This week we will be publishing an update each day covering a different reform contained in the (now passed) Courts Reform (Scotland) Bill. This update will cover the increase in the privative jurisdiction of the Sheriff Courts.
Increase of the Privative Jurisdiction
At present, any case which is for £5,000 or less must be raised in the Sheriff Court, as opposed to the Court of Session. The Bill increases the privative jurisdiction of the Sheriff Court to £100,000, meaning that all cases up to the value of £100,000 will, subject to certain limited exceptions, have to be raised in the Sheriff Court rather than Court of Session.
The initial draft Bill proposed to increase the privative jurisdiction of the Sheriff Court to £150,000 as recommended by the Scottish Civil Courts Review. The aim was to free up the Court of Session, Scotland's equivalent of the High Court, to deal with the most complex and novel cases. After consultation the limit was reduced to £100,000.
Consideration and Amendment
During consultation concerns were expressed to the Scottish Parliament's Justice Committee by a number of parties that the increase was disproportionate and would lead to issues of access to justice.
The two main concerns were: (1) if the Sheriff Courts are not able to deal with the increased workload there is a real possibility that the increase in the privative jurisdiction would be counterproductive, and (2) that the cost of instructing counsel in the Sheriff Courts could be prohibitive for some litigants, leading to a possible inequality of arms.
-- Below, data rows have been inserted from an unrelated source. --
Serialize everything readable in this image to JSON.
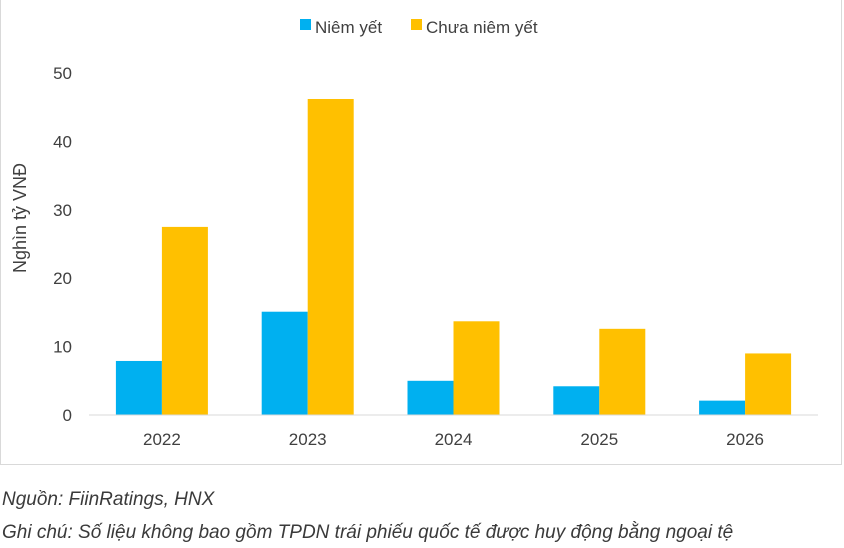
{
  "chart_data": {
    "type": "bar",
    "title": "",
    "xlabel": "",
    "ylabel": "Nghìn tỷ VNĐ",
    "categories": [
      "2022",
      "2023",
      "2024",
      "2025",
      "2026"
    ],
    "ylim": [
      0,
      50
    ],
    "yticks": [
      0,
      10,
      20,
      30,
      40,
      50
    ],
    "grid": false,
    "legend_position": "top",
    "series": [
      {
        "name": "Niêm yết",
        "color": "#00b0f0",
        "values": [
          7.9,
          15.1,
          5.0,
          4.2,
          2.1
        ]
      },
      {
        "name": "Chưa niêm yết",
        "color": "#ffc000",
        "values": [
          27.5,
          46.2,
          13.7,
          12.6,
          9.0
        ]
      }
    ]
  },
  "notes": {
    "source": "Nguồn: FiinRatings, HNX",
    "footnote": "Ghi chú: Số liệu không bao gồm TPDN trái phiếu quốc tế được huy động bằng ngoại tệ"
  }
}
The committee agreed that the increase in the privative limit to £150,000 was too high and questioned whether the Sheriff Courts could handle the increased workload. Their solution was to recommend an increase to £100,000. This was incorporated into the Bill that was passed by Parliament last week.
The increase in the monetary level at which cases must be raised in the Sheriff Courts is a fundamental change to the civil courts system in Scotland.
The Bill does contain welcome provisions allowing for cases to be remitted up to the Court of Session if they are particularly complex. These provisions were brought in as recognition that monetary value is not always an indicator of complexity or novelty. However, there is still a danger if these provisions are not operated as intended. Only time will tell if this reform will lead to cases finding their correct level in the judicial system, or if it leads to issues of access to justice and the overburdening of the Sheriff Courts.
It should be noted that the increase in the privative jurisdiction has not been recommended in isolation. Rather, it is coupled with other reforms such as the introduction of specialist sheriffs, which will be covered by further updates this week.